Poon R Y, Jiang W, Toyoshima H, Hunter T
Salk Institute for Biological Studies, La Jolla, California 92037, USA.
J Biol Chem. 1996 May 31;271(22):13283-91. doi: 10.1074/jbc.271.22.13283.
The cyclin-dependent kinase (CDK) inhibitor p21 is induced by the tumor suppressor gene product p53 and is thought to be important for the arrest of the cell cycle following DNA damage. Here we have investigated the contribution of p21 in inhibiting different cyclin-CDK complexes that drive different cell cycle transitions following UV irradiation-induced DNA damage in normal human fibroblasts and immortalized rodent fibroblasts.
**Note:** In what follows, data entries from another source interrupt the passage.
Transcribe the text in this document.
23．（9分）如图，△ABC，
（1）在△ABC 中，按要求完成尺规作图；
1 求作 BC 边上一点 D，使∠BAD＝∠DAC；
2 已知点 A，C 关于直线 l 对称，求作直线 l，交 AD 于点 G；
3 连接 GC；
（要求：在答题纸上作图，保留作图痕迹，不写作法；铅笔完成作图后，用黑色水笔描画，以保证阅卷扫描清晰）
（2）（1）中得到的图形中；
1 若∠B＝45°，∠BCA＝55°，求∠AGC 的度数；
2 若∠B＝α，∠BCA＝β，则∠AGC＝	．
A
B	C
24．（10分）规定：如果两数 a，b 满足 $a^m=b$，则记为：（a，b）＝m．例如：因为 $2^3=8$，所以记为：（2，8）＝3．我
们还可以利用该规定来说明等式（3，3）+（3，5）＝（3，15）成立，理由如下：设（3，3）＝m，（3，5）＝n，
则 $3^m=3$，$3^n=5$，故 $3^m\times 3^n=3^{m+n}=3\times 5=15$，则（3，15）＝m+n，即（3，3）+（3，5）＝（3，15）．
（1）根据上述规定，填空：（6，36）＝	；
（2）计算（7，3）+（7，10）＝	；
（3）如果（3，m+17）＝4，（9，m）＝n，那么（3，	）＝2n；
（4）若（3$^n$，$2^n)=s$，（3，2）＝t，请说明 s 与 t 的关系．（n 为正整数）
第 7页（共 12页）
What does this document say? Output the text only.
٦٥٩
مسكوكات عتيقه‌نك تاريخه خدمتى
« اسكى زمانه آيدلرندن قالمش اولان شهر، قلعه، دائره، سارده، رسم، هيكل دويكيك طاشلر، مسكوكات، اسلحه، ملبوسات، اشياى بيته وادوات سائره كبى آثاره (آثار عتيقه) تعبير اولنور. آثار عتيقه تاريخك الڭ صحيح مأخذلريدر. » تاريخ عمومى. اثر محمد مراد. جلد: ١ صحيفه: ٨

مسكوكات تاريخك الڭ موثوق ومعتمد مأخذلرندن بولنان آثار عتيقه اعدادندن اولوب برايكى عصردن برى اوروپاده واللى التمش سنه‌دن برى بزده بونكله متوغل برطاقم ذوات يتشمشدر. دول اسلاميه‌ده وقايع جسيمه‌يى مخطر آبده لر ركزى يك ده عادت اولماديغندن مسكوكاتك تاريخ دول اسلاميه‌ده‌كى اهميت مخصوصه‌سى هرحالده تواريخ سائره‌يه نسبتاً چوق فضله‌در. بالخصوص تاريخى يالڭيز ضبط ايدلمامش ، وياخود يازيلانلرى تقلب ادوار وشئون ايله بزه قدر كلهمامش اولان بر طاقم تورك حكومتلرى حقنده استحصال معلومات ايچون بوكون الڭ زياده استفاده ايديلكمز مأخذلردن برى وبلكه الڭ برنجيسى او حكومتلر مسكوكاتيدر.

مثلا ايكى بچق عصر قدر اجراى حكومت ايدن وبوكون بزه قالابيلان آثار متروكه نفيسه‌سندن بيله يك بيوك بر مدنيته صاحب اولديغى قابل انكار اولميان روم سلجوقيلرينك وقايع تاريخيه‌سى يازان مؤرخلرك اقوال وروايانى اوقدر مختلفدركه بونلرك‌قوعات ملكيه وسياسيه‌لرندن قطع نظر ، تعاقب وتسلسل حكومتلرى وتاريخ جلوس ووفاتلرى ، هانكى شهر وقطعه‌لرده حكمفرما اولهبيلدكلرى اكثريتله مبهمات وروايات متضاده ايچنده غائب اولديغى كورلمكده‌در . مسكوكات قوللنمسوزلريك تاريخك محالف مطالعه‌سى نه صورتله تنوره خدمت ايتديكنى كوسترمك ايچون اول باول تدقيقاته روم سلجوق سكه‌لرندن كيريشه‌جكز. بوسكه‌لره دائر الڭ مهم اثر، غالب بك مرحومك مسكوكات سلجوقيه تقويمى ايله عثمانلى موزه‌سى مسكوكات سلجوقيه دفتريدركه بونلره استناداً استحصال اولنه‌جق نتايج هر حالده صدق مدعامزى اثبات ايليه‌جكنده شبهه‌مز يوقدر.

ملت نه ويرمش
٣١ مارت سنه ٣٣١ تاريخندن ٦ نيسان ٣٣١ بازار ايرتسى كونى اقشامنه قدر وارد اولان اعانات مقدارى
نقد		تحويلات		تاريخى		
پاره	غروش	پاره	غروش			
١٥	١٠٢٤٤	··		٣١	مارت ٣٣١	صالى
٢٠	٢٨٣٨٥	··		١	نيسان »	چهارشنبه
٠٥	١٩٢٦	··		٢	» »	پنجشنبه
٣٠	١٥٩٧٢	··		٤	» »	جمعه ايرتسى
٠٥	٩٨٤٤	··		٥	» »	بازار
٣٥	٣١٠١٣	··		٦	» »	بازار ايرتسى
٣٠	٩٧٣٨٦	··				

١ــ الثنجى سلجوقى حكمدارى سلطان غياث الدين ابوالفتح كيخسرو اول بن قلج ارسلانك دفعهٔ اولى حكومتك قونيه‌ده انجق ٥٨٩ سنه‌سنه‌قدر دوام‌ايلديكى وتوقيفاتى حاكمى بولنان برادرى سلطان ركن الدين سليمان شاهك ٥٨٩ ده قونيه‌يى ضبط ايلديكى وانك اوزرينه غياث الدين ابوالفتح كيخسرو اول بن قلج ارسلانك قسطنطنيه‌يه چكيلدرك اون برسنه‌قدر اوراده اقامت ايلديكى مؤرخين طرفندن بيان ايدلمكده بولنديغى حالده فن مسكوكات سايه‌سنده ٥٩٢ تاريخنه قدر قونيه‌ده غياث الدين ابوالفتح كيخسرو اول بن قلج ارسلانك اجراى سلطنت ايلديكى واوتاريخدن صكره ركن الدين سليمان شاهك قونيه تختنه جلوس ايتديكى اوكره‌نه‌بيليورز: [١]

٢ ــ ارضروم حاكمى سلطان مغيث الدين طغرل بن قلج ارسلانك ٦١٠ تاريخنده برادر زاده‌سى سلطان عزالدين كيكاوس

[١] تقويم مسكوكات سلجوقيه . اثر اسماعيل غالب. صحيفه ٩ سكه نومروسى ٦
When cells were exposed to a low dose of UV irradiation, both p53 and p21 were induced; the protein kinase activities associated with Cdc2, Cdk2, and Cdk4 were inhibited; and there was a good correlation between their inhibition and binding to p21. p21 alone is likely to be sufficient for the inhibition of Cdk2 because all the cyclin-complexed forms of Cdk2 were associated with p21 after irradiation. In contrast, only a small proportion of Cdk4 and Cdc2 was complexed with p21, although the level of Cdk4 associated with either p21 or p27 was increased after irradiation. Furthermore, recombinant p21 added to an unirradiated cell lysate at the same level as that induced by irradiation damage inhibited only the kinase activity associated with Cdk2. Cdc2 is likely to be inhibited by Thr-14/Tyr-15 phosphorylation after irradiation because Cdc2 was tyrosine-phosphorylated, and recombinant Cdc25 was able to increase its kinase activity significantly. Taken together, these results suggest that different CDKs are inhibited by different mechanisms following UV-induced DNA damage: Cdk2 is inhibited by the elevated level of p21; Cdk4 is inhibited by cooperation of p21 with other CDK inhibitors, like p27, and possibly by phosphorylation; and Cdc2 is inhibited by Thr-14/Tyr-15 phosphorylation. It is likely that these underlying mechanisms that inactivate CDKs are similar for other kinds of DNA damage.
细胞周期蛋白依赖性激酶(CDK)抑制剂p21由肿瘤抑制基因产物p53诱导产生,被认为在DNA损伤后细胞周期的停滞中起重要作用。在此,我们研究了p21在正常人类成纤维细胞和永生化啮齿动物成纤维细胞中,紫外线照射诱导DNA损伤后抑制驱动不同细胞周期转换的不同细胞周期蛋白 - CDK复合物的作用。当细胞暴露于低剂量紫外线照射时,p53和p21均被诱导;与Cdc2、Cdk2和Cdk4相关的蛋白激酶活性受到抑制;并且它们的抑制与与p21的结合之间存在良好的相关性。单独的p21可能足以抑制Cdk2,因为照射后所有细胞周期蛋白复合形式的Cdk2都与p21相关联。相比之下,只有一小部分Cdk4和Cdc2与p21复合,尽管照射后与p21或p27相关的Cdk4水平有所增加。此外,以与照射损伤诱导的水平相同的量添加到未照射细胞裂解物中的重组p21仅抑制与Cdk2相关的激酶活性。照射后Cdc2可能通过Thr - 14/Tyr - 15磷酸化被抑制,因为Cdc2被酪氨酸磷酸化,并且重组Cdc25能够显著增加其激酶活性。综上所述,这些结果表明紫外线诱导DNA损伤后不同的CDK通过不同机制被抑制:Cdk2被p21水平升高所抑制;Cdk4被p21与其他CDK抑制剂(如p27)的协同作用以及可能的磷酸化所抑制;Cdc2被Thr - 14/Tyr - 15磷酸化所抑制。对于其他类型的DNA损伤,使CDK失活的这些潜在机制可能是相似的。